On the price front, ETH faces dual pressure from leveraged derivatives and sustained spot capital outflows. In terms of value, L2 expansion and stablecoin growth are reshaping the value distribution landscape, and ETH’s ability to capture value is being repriced. Organizationally, EF is moving from a resource-intensive manager to a mission-focused, streamlined node, and ETH asset marketing and value realization will no longer depend on a single entity.

Ethereum’s evolution continues: the CROPS roadmap, AI-assisted formal verification, and usable chain consensus are all progressing. But the definition of "ETH conviction" is undergoing a profound reconstruction—from the simple narrative "ETH will rise because Ethereum is the future" to a more complex, multi-dimensional value judgment model. For long-term observers, this means tracking technical direction, organizational evolution, capital structure, derivatives signals, and key figure actions—rather than relying on a single "upgrade catalyst" or "price support" framework.

FAQ

Q1: Does the Bankless founder’s liquidation signal a bleak outlook for Ethereum?

Hoffman clearly distinguishes between being "bullish on the Ethereum network" and "cautious about the price outlook for ETH." His decision is more about reallocating capital after the narrative "Ethereum’s success should be reflected in ETH price" has played out, not pessimism about the network itself. He notes stablecoins now exceed $163 billion, and L2s and applications are absorbing most economic value—ETH’s price already reflects its fair value.

Q2: Will large-scale departures from the Ethereum Foundation affect protocol development?

Between April and May 2026, at least 6–8 core EF members left, including protocol coordinator Tim Beiko and senior researcher Barnabé Monnot. EF has appointed three new co-leads for the Protocol team to continue advancing the core upgrade roadmap. The Glamsterdam upgrade has been delayed from June to Q3, mainly due to slower progress on ePBS engineering. Supporters say turnover aligns with long-term decentralization goals, while critics worry about continuity and security.

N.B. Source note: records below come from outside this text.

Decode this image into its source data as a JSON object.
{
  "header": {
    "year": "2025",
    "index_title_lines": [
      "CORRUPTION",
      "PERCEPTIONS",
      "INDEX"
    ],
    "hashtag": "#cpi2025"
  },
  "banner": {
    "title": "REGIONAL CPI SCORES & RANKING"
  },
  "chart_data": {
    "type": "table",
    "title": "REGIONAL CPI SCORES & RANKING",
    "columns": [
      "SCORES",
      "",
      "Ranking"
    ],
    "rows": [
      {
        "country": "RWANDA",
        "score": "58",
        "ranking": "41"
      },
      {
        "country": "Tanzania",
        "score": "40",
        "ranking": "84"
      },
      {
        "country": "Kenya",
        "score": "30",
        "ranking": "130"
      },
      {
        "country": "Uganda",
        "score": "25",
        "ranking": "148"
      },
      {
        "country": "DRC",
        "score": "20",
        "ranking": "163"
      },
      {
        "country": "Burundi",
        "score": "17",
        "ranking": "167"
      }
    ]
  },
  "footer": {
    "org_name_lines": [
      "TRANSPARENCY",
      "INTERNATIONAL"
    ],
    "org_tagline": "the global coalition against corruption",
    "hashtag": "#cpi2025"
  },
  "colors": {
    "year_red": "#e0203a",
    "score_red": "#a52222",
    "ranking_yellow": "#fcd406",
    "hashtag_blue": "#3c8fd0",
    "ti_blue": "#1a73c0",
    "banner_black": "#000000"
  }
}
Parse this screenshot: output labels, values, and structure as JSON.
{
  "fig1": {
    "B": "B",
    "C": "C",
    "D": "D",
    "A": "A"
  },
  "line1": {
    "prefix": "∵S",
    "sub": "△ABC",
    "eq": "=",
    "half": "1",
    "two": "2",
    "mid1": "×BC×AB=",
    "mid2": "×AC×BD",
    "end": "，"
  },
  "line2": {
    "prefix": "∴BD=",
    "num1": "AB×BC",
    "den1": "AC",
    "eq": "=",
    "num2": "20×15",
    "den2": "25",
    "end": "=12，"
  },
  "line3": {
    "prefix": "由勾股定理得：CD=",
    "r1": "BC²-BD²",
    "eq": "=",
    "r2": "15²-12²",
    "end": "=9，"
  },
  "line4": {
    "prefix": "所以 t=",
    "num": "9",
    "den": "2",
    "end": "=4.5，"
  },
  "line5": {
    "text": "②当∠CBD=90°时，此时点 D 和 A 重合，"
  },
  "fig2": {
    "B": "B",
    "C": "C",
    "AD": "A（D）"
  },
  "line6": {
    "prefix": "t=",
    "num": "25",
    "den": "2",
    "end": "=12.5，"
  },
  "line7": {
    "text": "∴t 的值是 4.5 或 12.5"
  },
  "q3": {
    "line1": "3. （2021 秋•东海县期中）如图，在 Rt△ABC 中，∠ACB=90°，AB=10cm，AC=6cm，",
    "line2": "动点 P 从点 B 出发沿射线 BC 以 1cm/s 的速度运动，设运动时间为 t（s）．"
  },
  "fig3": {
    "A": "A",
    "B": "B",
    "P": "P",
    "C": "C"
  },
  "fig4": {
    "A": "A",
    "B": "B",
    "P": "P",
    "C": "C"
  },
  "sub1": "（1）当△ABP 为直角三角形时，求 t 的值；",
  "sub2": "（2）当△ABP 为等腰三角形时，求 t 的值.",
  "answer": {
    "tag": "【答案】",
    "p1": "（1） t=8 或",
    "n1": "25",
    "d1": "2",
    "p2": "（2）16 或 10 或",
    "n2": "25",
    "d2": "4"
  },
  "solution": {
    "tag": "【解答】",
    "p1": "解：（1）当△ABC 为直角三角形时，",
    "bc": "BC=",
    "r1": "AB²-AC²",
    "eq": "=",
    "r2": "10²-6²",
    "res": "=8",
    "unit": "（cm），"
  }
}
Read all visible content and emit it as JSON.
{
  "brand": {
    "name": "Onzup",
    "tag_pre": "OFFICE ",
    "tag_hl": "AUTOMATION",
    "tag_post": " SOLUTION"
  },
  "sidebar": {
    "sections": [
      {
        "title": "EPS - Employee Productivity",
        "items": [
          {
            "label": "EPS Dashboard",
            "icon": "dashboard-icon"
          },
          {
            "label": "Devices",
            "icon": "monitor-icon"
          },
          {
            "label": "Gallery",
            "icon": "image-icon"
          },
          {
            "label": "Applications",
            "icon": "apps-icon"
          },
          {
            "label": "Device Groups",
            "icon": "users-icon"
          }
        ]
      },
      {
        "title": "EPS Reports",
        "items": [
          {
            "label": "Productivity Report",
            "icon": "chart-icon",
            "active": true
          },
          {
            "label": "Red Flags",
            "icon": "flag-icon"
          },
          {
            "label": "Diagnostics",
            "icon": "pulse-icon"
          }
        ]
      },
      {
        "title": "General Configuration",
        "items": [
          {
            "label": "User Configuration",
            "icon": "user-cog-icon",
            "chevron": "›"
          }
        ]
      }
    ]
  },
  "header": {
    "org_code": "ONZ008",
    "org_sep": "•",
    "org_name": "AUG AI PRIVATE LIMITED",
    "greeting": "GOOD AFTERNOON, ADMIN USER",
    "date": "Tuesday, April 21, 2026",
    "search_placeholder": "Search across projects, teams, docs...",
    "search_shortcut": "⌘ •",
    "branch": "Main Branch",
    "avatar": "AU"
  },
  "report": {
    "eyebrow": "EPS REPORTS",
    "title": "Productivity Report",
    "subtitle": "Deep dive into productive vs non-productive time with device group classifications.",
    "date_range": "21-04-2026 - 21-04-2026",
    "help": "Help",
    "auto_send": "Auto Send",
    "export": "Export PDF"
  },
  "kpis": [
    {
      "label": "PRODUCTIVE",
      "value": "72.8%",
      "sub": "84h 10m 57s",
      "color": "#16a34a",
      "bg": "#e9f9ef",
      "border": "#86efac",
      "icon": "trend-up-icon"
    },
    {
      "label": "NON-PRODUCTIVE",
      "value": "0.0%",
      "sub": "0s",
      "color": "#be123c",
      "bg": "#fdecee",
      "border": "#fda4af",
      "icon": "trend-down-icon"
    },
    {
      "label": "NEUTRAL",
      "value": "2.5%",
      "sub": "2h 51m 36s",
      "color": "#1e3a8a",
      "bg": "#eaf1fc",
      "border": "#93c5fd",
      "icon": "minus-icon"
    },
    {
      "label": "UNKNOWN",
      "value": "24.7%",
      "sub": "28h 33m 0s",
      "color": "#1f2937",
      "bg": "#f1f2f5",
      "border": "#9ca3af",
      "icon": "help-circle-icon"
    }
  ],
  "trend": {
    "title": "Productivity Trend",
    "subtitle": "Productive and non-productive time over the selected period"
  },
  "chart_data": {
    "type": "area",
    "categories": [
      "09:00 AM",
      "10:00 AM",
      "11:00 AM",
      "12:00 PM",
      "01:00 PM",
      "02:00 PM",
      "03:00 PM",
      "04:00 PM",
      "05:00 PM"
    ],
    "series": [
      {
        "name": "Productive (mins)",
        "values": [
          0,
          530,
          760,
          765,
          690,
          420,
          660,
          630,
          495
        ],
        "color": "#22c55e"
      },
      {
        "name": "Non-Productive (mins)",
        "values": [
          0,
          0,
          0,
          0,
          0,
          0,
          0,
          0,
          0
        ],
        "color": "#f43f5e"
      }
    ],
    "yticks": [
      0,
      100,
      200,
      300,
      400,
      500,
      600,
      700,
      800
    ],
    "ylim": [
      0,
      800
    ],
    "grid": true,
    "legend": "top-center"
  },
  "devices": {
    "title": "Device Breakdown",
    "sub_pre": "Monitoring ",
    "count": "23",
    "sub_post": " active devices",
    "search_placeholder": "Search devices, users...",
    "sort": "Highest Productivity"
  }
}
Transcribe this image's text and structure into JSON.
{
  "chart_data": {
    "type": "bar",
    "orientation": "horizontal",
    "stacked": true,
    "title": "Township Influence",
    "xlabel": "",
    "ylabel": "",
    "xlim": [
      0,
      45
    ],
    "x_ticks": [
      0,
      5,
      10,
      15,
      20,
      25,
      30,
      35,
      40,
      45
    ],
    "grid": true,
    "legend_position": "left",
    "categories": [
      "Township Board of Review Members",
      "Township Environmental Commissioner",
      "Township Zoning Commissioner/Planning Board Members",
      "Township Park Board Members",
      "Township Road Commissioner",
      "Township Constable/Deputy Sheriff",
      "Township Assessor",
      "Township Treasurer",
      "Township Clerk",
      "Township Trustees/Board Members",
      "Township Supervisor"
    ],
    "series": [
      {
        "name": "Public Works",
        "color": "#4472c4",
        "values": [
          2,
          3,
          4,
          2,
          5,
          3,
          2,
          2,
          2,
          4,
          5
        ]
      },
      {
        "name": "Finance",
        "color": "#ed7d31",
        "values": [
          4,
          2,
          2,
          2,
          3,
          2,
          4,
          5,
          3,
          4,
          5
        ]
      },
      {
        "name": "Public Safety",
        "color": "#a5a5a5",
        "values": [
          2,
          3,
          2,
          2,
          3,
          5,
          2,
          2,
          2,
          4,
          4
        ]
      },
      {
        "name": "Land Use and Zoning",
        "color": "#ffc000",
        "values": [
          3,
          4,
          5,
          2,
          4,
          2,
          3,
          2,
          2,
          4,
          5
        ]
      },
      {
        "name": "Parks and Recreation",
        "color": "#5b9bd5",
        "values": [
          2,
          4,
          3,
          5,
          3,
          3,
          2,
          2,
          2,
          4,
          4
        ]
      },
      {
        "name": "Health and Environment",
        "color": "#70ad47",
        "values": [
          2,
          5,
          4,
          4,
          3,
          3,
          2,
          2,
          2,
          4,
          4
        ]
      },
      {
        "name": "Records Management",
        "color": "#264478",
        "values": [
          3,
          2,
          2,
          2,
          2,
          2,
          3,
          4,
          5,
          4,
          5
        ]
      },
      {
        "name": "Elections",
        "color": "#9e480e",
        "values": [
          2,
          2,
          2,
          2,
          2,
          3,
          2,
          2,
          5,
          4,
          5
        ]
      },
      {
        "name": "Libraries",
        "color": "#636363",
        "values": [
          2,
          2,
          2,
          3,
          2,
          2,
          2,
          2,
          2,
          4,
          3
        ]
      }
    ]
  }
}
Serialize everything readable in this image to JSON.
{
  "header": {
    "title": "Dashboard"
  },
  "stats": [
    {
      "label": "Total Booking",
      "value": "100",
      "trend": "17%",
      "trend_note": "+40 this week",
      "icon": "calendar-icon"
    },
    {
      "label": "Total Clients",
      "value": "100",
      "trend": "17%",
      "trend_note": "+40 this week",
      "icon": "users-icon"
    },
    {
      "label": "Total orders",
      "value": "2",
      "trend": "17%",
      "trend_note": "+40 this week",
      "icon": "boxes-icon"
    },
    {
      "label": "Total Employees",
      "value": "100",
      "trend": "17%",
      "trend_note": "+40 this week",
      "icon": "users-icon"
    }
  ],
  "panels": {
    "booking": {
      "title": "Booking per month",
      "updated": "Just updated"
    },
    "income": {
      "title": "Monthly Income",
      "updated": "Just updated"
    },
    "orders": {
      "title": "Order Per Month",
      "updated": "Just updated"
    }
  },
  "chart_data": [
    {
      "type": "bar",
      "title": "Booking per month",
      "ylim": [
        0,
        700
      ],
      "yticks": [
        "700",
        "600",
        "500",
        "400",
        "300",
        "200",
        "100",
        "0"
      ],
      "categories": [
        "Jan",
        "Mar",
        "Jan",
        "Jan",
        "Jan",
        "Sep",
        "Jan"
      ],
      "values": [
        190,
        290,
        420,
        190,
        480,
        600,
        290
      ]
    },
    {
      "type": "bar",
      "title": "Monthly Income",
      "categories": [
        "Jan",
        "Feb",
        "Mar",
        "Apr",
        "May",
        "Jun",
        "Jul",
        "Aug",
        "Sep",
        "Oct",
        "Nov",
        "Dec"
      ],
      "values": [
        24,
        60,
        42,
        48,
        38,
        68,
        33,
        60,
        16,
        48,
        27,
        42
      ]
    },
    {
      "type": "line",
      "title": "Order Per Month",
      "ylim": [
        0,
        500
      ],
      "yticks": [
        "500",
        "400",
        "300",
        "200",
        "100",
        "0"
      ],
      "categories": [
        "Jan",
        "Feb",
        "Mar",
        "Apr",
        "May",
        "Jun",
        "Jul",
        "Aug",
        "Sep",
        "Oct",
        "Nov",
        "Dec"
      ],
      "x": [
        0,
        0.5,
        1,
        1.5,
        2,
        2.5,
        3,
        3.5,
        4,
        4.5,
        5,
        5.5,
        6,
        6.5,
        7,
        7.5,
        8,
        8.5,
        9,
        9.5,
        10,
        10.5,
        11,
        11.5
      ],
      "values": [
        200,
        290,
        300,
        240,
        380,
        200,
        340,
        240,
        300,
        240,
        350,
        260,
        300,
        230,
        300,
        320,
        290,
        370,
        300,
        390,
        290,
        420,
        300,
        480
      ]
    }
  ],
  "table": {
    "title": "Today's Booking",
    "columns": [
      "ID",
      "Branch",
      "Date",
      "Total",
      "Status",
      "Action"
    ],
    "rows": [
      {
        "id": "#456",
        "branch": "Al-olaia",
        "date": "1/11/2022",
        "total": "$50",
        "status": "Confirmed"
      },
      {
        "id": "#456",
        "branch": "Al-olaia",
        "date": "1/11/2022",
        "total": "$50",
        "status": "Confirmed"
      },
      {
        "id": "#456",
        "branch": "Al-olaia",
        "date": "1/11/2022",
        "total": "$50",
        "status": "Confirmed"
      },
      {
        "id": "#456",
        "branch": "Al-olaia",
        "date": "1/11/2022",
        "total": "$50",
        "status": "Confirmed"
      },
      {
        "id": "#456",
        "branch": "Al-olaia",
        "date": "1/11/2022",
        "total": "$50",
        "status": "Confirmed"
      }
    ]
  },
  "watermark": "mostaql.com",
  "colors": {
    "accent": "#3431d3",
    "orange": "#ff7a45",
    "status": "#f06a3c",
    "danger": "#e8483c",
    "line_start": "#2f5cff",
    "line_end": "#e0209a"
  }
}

Q3: What does record-high futures open interest mean after ETH fell below $2,000?

Falling prices and rising OI usually signal concentrated short positions. This increases forced liquidation risk if the market reverses quickly, potentially amplifying volatility. The duration of OI at historic highs, the price ranges where positions are concentrated, and marginal changes in funding rates are more analytically valuable than OI’s absolute value.

Q4: What strategic adjustments did Vitalik outline in his May 24 manifesto?

Vitalik proposes EF should shrink, sell less ETH, and focus on CROPS (censorship/capture resistance, openness, privacy, security) rather than high TPS. He reveals EF holds only 0.16% of ETH, and EF is not Ethereum’s center but "a node with a clear mission." ETH asset marketing will be handed off to external organizations. He also disclosed that nearly 90% of his net worth remains in ETH.

Q5: Can Ethereum’s technical advantages after the Pectra upgrade sustain long-term value?

Pectra and subsequent upgrades (Fusaka, Glamsterdam, Hegota) continue to advance scalability, decentralization, and censorship resistance. But the market focus has shifted from "Can Ethereum deliver better technology?" to "Can better technology translate into ETH value capture?" Vitalik’s CROPS strategy aims to build a differentiated moat in hard-to-quantify areas like censorship resistance, privacy, and security, rather than competing in TPS speed.